Bulgular, bir bütün olarak, katılımcıların eşlerinin ne zaman üzgün, yalnız veya üzgün hissettiğini anlamada pek iyi olmadıklarını ortaya koydu - ancak bazıları duygusal ipuçlarını diğerlerinden daha fazla anlamaya daha yatkındı.

Bu, çalışma yazarlarının öne sürdüğü gibi, ortaklarımızın çoğu zaman yaptığımız gibi hissettiğini varsayma eğiliminde olmamızdan kaynaklanıyor olabilir. Bununla birlikte, önemli olanların duygu söz konusu olduğunda sadece bizim kopyalarımız olmadığı gerçeğinin farkında olmanın önemini vurguluyorlar.

Araştırmacılar, bir partnerin duygularına uyum sağlama sürecine "empatik doğruluk" deniyor ve bu, daha ustalık kazanmamız gereken bir şey.

"Empatik bir doğrulukla," diye açıklıyor Kouros, "eşinizin ruh halini anlamak için eşinizin verdiği ipuçlarına güveniyorsunuz." Bunun tam tersi, "partnerinizin sizinle aynı şekilde hissettiğini varsaydığınızda […] varsayılan benzerlik olduğunu ekliyor."

"Dikkat çekmek için biraz daha çaba gösterin"

Ancak tüm umutlar kaybolmaz ve Kouros, bu sorunun çift terapisini gerektirecek kadar akut olmadığını söylüyor.
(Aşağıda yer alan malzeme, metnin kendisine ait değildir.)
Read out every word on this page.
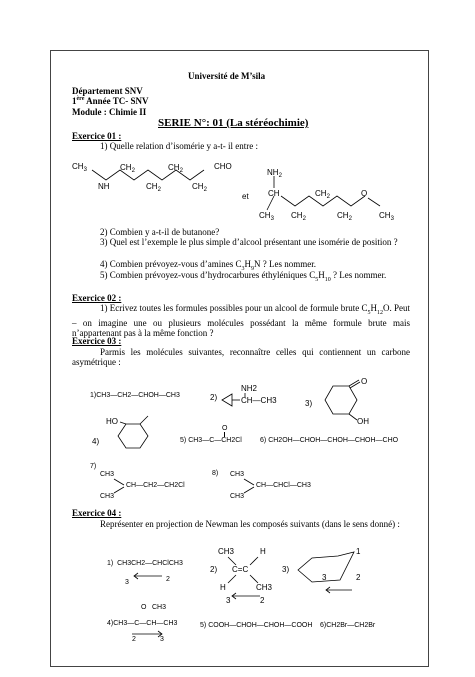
Université de M’sila
Département SNV
1ère Année TC- SNV
Module : Chimie II
SERIE N°: 01 (La stéréochimie)
Exercice 01 :
1) Quelle relation d’isomérie y a-t- il entre :
$CH_3$
NH
$CH_2$
$CH_2$
$CH_2$
$CH_2$
CHO
et
$NH_2$
CH
$CH_3$ $CH_2$
$CH_2$
$CH_2$
O
$CH_3$
2) Combien y a-t-il de butanone?
3) Quel est l’exemple le plus simple d’alcool présentant une isomérie de position ?
4) Combien prévoyez-vous d’amines $C_3H_9N$ ? Les nommer.
5) Combien prévoyez-vous d’hydrocarbures éthyléniques $C_5H_{10}$ ? Les nommer.
Exercice 02 :
1) Ecrivez toutes les formules possibles pour un alcool de formule brute $C_5H_{12}O$. Peut – on imagine une ou plusieurs molécules possédant la même formule brute mais n’appartenant pas à la même fonction ?
Exercice 03 :
Parmis les molécules suivantes, reconnaître celles qui contiennent un carbone asymétrique :
1)CH3—CH2—CHOH—CH3	2)
NH2
CH—CH3	3)
O
OH
4)
HO
5) CH3—C—CH2Cl
O
6) CH2OH—CHOH—CHOH—CHOH—CHO
7)
CH3
CH—CH2—CH2Cl
CH3
8) CH3
CH—CHCl—CH3
CH3
Exercice 04 :
Représenter en projection de Newman les composés suivants (dans le sens donné) :
1) CH3CH2—CHClCH3
3	2
2)
CH3	H
C=C
H	CH3
3	2
3)
1
2
3
4)CH3—C—CH—CH3
O CH3
2	3
5) COOH—CHOH—CHOH—COOH 6)CH2Br—CH2Br
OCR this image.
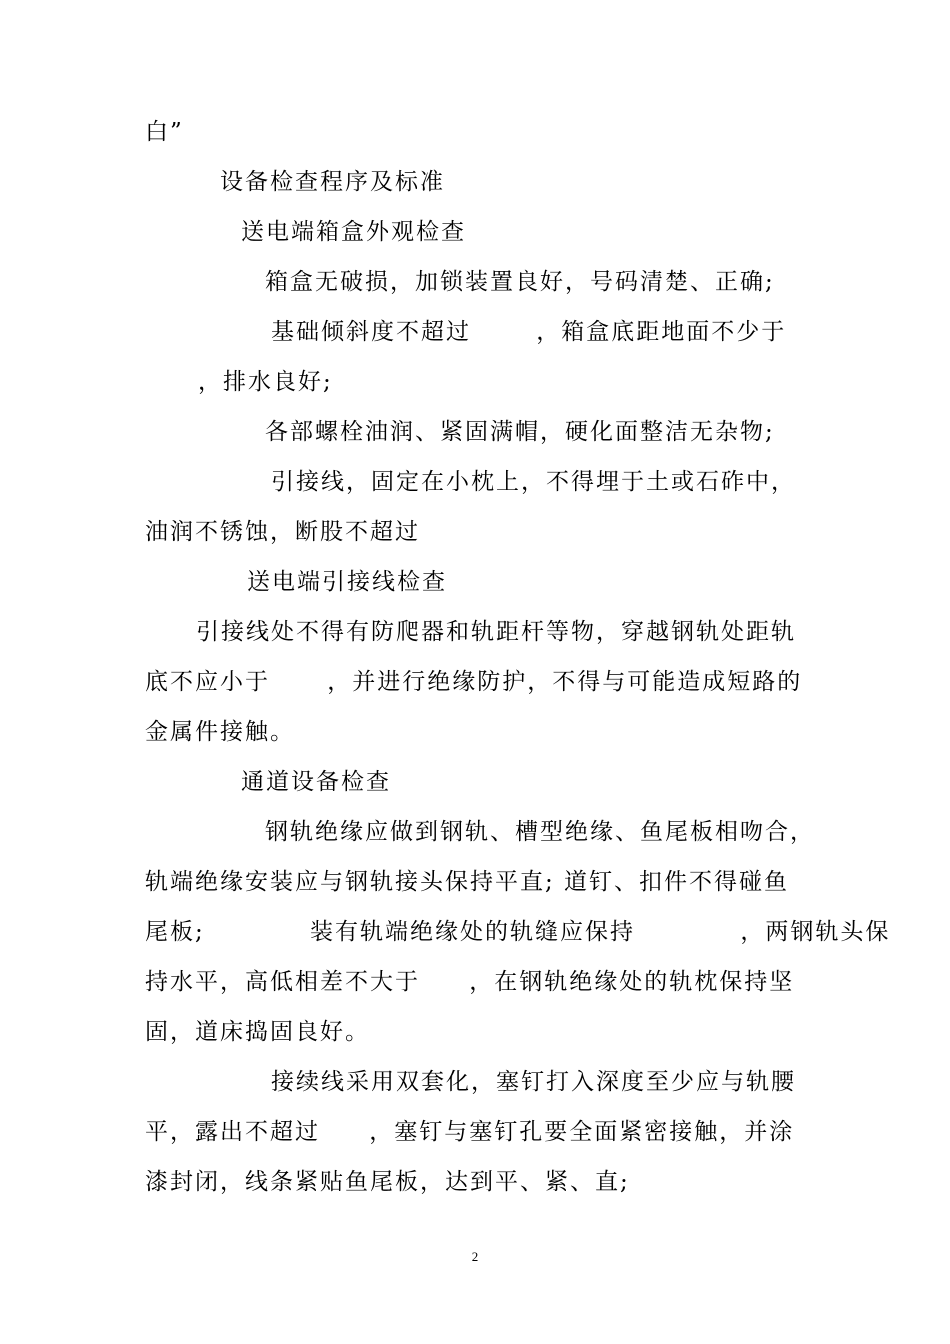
白”
设备检查程序及标准
送电端箱盒外观检查
箱盒无破损，加锁装置良好，号码清楚、正确;
基础倾斜度不超过 ，箱盒底距地面不少于
，排水良好;
各部螺栓油润、紧固满帽，硬化面整洁无杂物;
引接线，固定在小枕上，不得埋于土或石砟中，
油润不锈蚀，断股不超过
送电端引接线检查
引接线处不得有防爬器和轨距杆等物，穿越钢轨处距轨
底不应小于 ，并进行绝缘防护，不得与可能造成短路的
金属件接触。
通道设备检查
钢轨绝缘应做到钢轨、槽型绝缘、鱼尾板相吻合，
轨端绝缘安装应与钢轨接头保持平直; 道钉、扣件不得碰鱼
尾板; 装有轨端绝缘处的轨缝应保持 ，两钢轨头保
持水平，高低相差不大于 ，在钢轨绝缘处的轨枕保持坚
固，道床捣固良好。
接续线采用双套化，塞钉打入深度至少应与轨腰
平，露出不超过 ，塞钉与塞钉孔要全面紧密接触，并涂
漆封闭，线条紧贴鱼尾板，达到平、紧、直;
2
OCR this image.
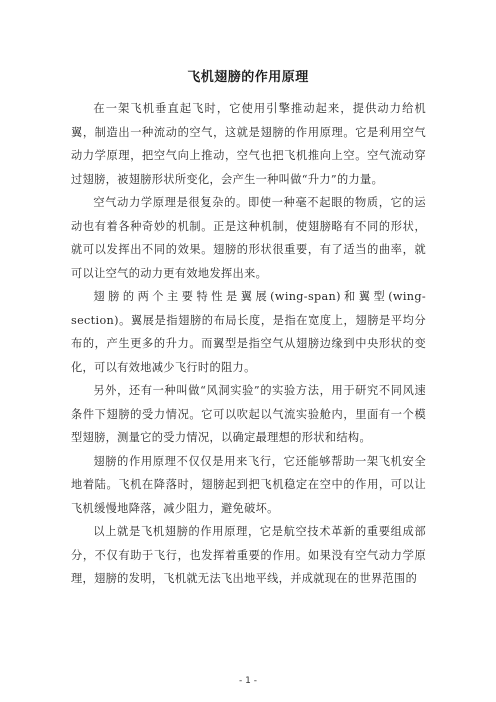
飞机翅膀的作用原理

在一架飞机垂直起飞时，它使用引擎推动起来，提供动力给机翼，制造出一种流动的空气，这就是翅膀的作用原理。它是利用空气动力学原理，把空气向上推动，空气也把飞机推向上空。空气流动穿过翅膀，被翅膀形状所变化，会产生一种叫做“升力”的力量。

空气动力学原理是很复杂的。即使一种毫不起眼的物质，它的运动也有着各种奇妙的机制。正是这种机制，使翅膀略有不同的形状，就可以发挥出不同的效果。翅膀的形状很重要，有了适当的曲率，就可以让空气的动力更有效地发挥出来。

翅膀的两个主要特性是翼展(wing-span)和翼型(wing-section)。翼展是指翅膀的布局长度，是指在宽度上，翅膀是平均分布的，产生更多的升力。而翼型是指空气从翅膀边缘到中央形状的变化，可以有效地减少飞行时的阻力。

另外，还有一种叫做“风洞实验”的实验方法，用于研究不同风速条件下翅膀的受力情况。它可以吹起以气流实验舱内，里面有一个模型翅膀，测量它的受力情况，以确定最理想的形状和结构。

翅膀的作用原理不仅仅是用来飞行，它还能够帮助一架飞机安全地着陆。飞机在降落时，翅膀起到把飞机稳定在空中的作用，可以让飞机缓慢地降落，减少阻力，避免破坏。

以上就是飞机翅膀的作用原理，它是航空技术革新的重要组成部分，不仅有助于飞行，也发挥着重要的作用。如果没有空气动力学原理，翅膀的发明，飞机就无法飞出地平线，并成就现在的世界范围的

- 1 -
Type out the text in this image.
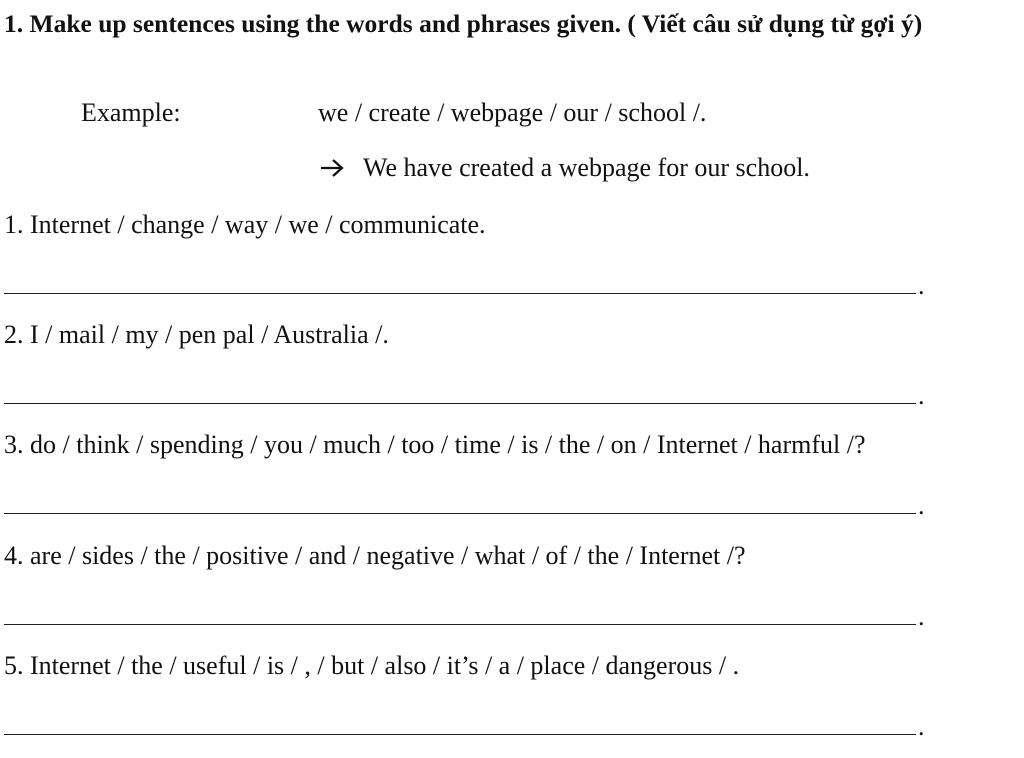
1. Make up sentences using the words and phrases given. ( Viết câu sử dụng từ gợi ý)
Example:	we / create / webpage / our / school /.
We have created a webpage for our school.
1. Internet / change / way / we / communicate.
.
2. I / mail / my / pen pal / Australia /.
.
3. do / think / spending / you / much / too / time / is / the / on / Internet / harmful /?
.
4. are / sides / the / positive / and / negative / what / of / the / Internet /?
.
5. Internet / the / useful / is / , / but / also / it’s / a / place / dangerous / .
.
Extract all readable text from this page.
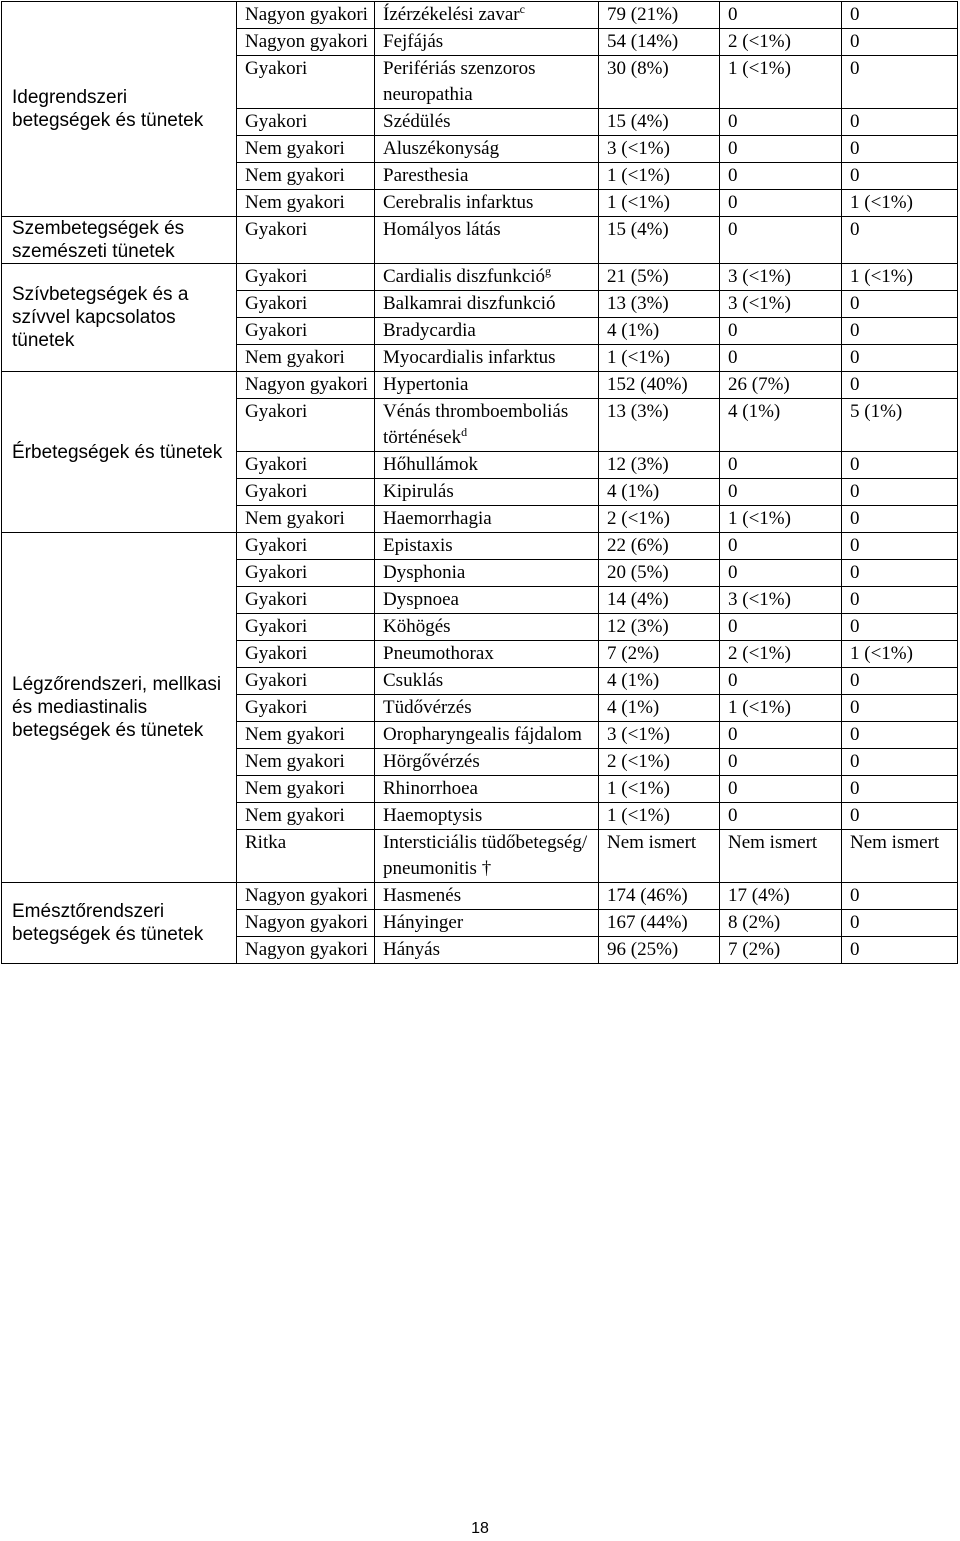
Idegrendszeri betegségek és tünetek	Nagyon gyakori	Ízérzékelési zavar$^c$	79 (21%)	0	0
	Nagyon gyakori	Fejfájás	54 (14%)	2 (<1%)	0
	Gyakori	Perifériás szenzoros neuropathia	30 (8%)	1 (<1%)	0
	Gyakori	Szédülés	15 (4%)	0	0
	Nem gyakori	Aluszékonyság	3 (<1%)	0	0
	Nem gyakori	Paresthesia	1 (<1%)	0	0
	Nem gyakori	Cerebralis infarktus	1 (<1%)	0	1 (<1%)
Szembetegségek és szemészeti tünetek	Gyakori	Homályos látás	15 (4%)	0	0
Szívbetegségek és a szívvel kapcsolatos tünetek	Gyakori	Cardialis diszfunkció$^g$	21 (5%)	3 (<1%)	1 (<1%)
	Gyakori	Balkamrai diszfunkció	13 (3%)	3 (<1%)	0
	Gyakori	Bradycardia	4 (1%)	0	0
	Nem gyakori	Myocardialis infarktus	1 (<1%)	0	0
Érbetegségek és tünetek	Nagyon gyakori	Hypertonia	152 (40%)	26 (7%)	0
	Gyakori	Vénás thromboemboliás történések$^d$	13 (3%)	4 (1%)	5 (1%)
	Gyakori	Hőhullámok	12 (3%)	0	0
	Gyakori	Kipirulás	4 (1%)	0	0
	Nem gyakori	Haemorrhagia	2 (<1%)	1 (<1%)	0
Légzőrendszeri, mellkasi és mediastinalis betegségek és tünetek	Gyakori	Epistaxis	22 (6%)	0	0
	Gyakori	Dysphonia	20 (5%)	0	0
	Gyakori	Dyspnoea	14 (4%)	3 (<1%)	0
	Gyakori	Köhögés	12 (3%)	0	0
	Gyakori	Pneumothorax	7 (2%)	2 (<1%)	1 (<1%)
	Gyakori	Csuklás	4 (1%)	0	0
	Gyakori	Tüdővérzés	4 (1%)	1 (<1%)	0
	Nem gyakori	Oropharyngealis fájdalom	3 (<1%)	0	0
	Nem gyakori	Hörgővérzés	2 (<1%)	0	0
	Nem gyakori	Rhinorrhoea	1 (<1%)	0	0
	Nem gyakori	Haemoptysis	1 (<1%)	0	0
	Ritka	Intersticiális tüdőbetegség/ pneumonitis †	Nem ismert	Nem ismert	Nem ismert
Emésztőrendszeri betegségek és tünetek	Nagyon gyakori	Hasmenés	174 (46%)	17 (4%)	0
	Nagyon gyakori	Hányinger	167 (44%)	8 (2%)	0
	Nagyon gyakori	Hányás	96 (25%)	7 (2%)	0
18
Bunun yerine, partnerlerin birbirlerine daha bilinçli bir şekilde dikkat etmeye başlaması ve kendi duygusal durumlarını şablon olarak almayı bırakması düzeltilebilir.

"Çiftler partnerlerine dikkat etmek için biraz daha fazla çaba sarf ediyor - daha dikkatli olun ve partnerinizle birlikte olduğunuz anda daha dikkatli olun" diyor.

Aynı zamanda, partnerlerimizi duygusal durumları hakkında hiç bitmeyen sorularla güçlendirmemeliyiz, çünkü bu aynı zamanda çatışmaya da yol açabilir. Bunun yerine, ince olmayı ve ilişkimizde işe yarayan bir denge bulmayı hedeflemeliyiz.

"Açıkçası fazla ileri gidebilirsin," diye itiraf ediyor Kouros. "Partnerinizin ruh halinin her zamankinden biraz farklı olduğunu hissediyorsanız," diye öğüt veriyor, "sadece günlerinin nasıl geçtiğini sorabilirsiniz, ya da belki bu konuyu açmazsanız, bunun yerine 'Ben açayım bu gece akşam yemeği 'veya' bu gece çocukları yatağa yatıracağım. '"

Ayrıca, kendi duygularımızı önemli başkalarına duyurmaktan çekinmememiz gerektiğini ve duygusal mücadelelerimize hemen kavuşmalarını beklemememiz gerektiğini vurguluyor.

"Konuşmak istediğin bir şey varsa, bunu ilet. Bu iki yönlü bir yol. Bu sadece partnerinizin sorumluluğu değil, ”diye bitiriyor Kouros.